LAGENDİJK: DTP'NİN KAPATILMASI ÇÖZÜME KATKI SAĞLAMAZ
ANKARA - TBMM'deki Türkiye-AB Karma Parlamento Komisyonu 58. Toplantısının açılışında konuşan Lagendijk, Türkiye'nin seçimler dolayısıyla zor bir yıl geçirdiğini ifade ederek, bu zor şartlarda reformların da aynı hızda sürmesinin zor olduğunu, bunu anlayışla karşıladıklarını bildirdi. Lagendijk, seçimlerden sonra arkasında geniş halk desteğiyle iktidara gelen bir hükümetin bulunduğuna işaret ederek, artık reformların devam ettirilmemesinin mazeretinin kalmadığı söyledi.
Reformlara aynı hızda devam edilmesinin önemine işaret eden Lagendijk, özellikle iki konunun önem taşıdığını, bunlardan birinin TCK'nın 301. maddesi, diğerinin ise DTP'nin kapatılması davası olduğunu kaydetti.
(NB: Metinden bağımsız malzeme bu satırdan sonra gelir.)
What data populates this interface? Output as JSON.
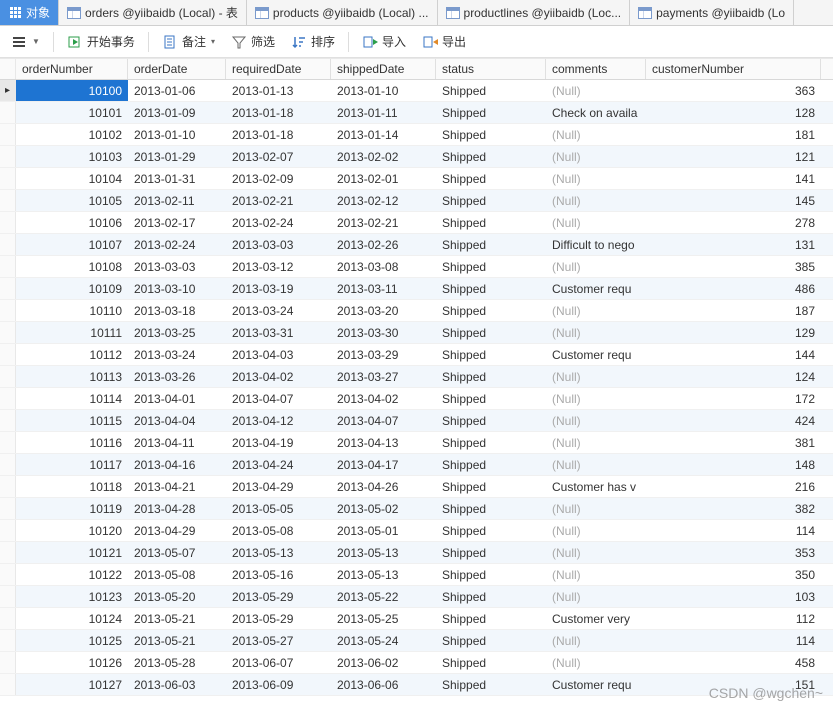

Lagendijk, 301. maddeyle ilgili meselenin, Avrupa'nın Türkiye'ye belli bir kararı empoze etme örneği olmadığını savunarak, Türkiye'de de, bu maddenin değiştirilmesi yönünde talep olduğunu, Türk halkının ve meclisin büyük kısmında da bu yönde bir istek bulunduğunu dile getirdi.
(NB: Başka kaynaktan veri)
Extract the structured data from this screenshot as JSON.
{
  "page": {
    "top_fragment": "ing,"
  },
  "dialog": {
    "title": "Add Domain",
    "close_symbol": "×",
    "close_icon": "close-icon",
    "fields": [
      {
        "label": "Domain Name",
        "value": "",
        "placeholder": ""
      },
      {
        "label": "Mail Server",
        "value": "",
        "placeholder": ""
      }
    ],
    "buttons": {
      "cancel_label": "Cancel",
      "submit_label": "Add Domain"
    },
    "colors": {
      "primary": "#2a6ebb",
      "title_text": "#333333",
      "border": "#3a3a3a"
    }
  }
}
1915 olayları ve Kıbrıs sorunu gibi konuların Türkiye'nin tek başına çözebileceği konular olmadığına, bu konulara AB'nin de destek verebileceğine işaret eden Lagendijk, ancak 301. maddede değişiklik yapılmasına ilişkin hususun, Türkiye'nin kendi başına yapabileceği bir şey olduğunu ifade etti.
Lagendijk, 301. maddenin sembolik öneminin de bulunduğunu savunarak, bu maddenin yürürlükte kalmaya devam etmesinin, Türkiye'nin Avrupa'daki dostlarının işini zorlaştırırken, düşmanlarının ise elini güçlendirdiğini söyledi.
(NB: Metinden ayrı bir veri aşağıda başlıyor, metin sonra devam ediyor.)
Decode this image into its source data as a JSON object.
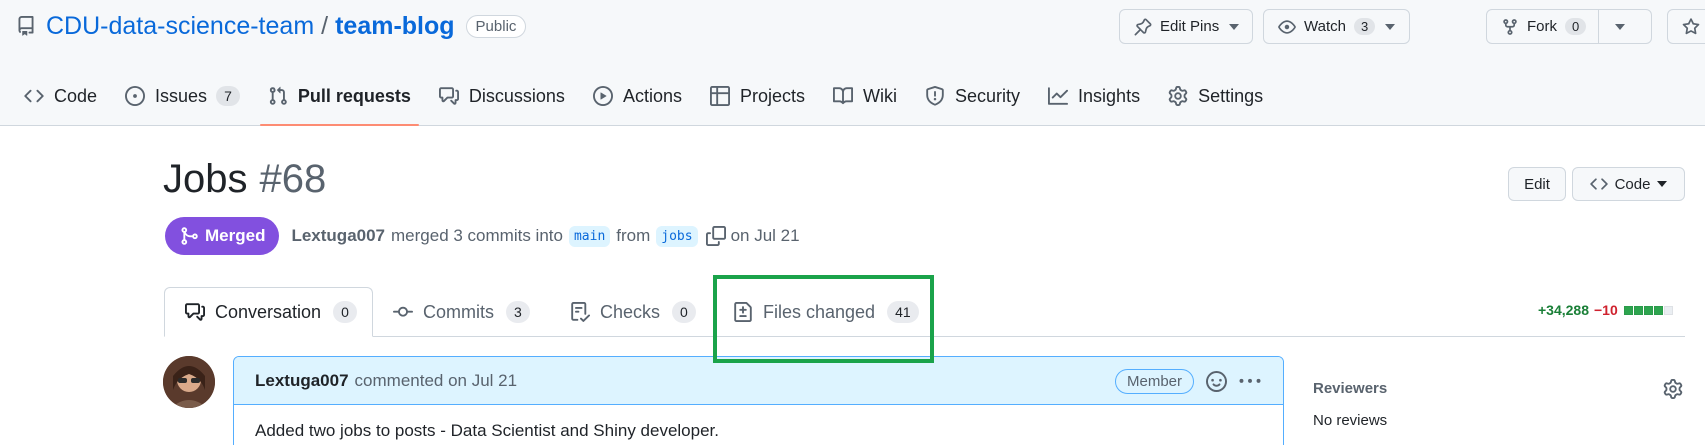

DTP'nin kapatılması davasına dair de, öncelikle bir yanlış anlamaya meydan vermemek için, Avrupa Parlamentosunun PKK terörünü lanetlediğini vurgulayan Lagendijk, Türkiye'nin teröre karşı tedbirler almasını ve Türk hükümetinin vatandaşlarını koruma hakkının olmasını anlayışla karşıladıklarını bildirdi. Lagendijk, bu konuda diplomatik ve siyasi çözüm çabalarının devam etmesi ve bu çabaların çok büyük bir askeri harekata dönüşmemesi gerektiğini dile getirdi.
Lagendijk, siyasi partilerin kapatılmasının terörün çözümünün bir yolu olamayacağını savunarak, siyasi sisteme güvenin işe yaramadığını, terör örgütü PKK'nın da zaten bunu istediğini söyledi.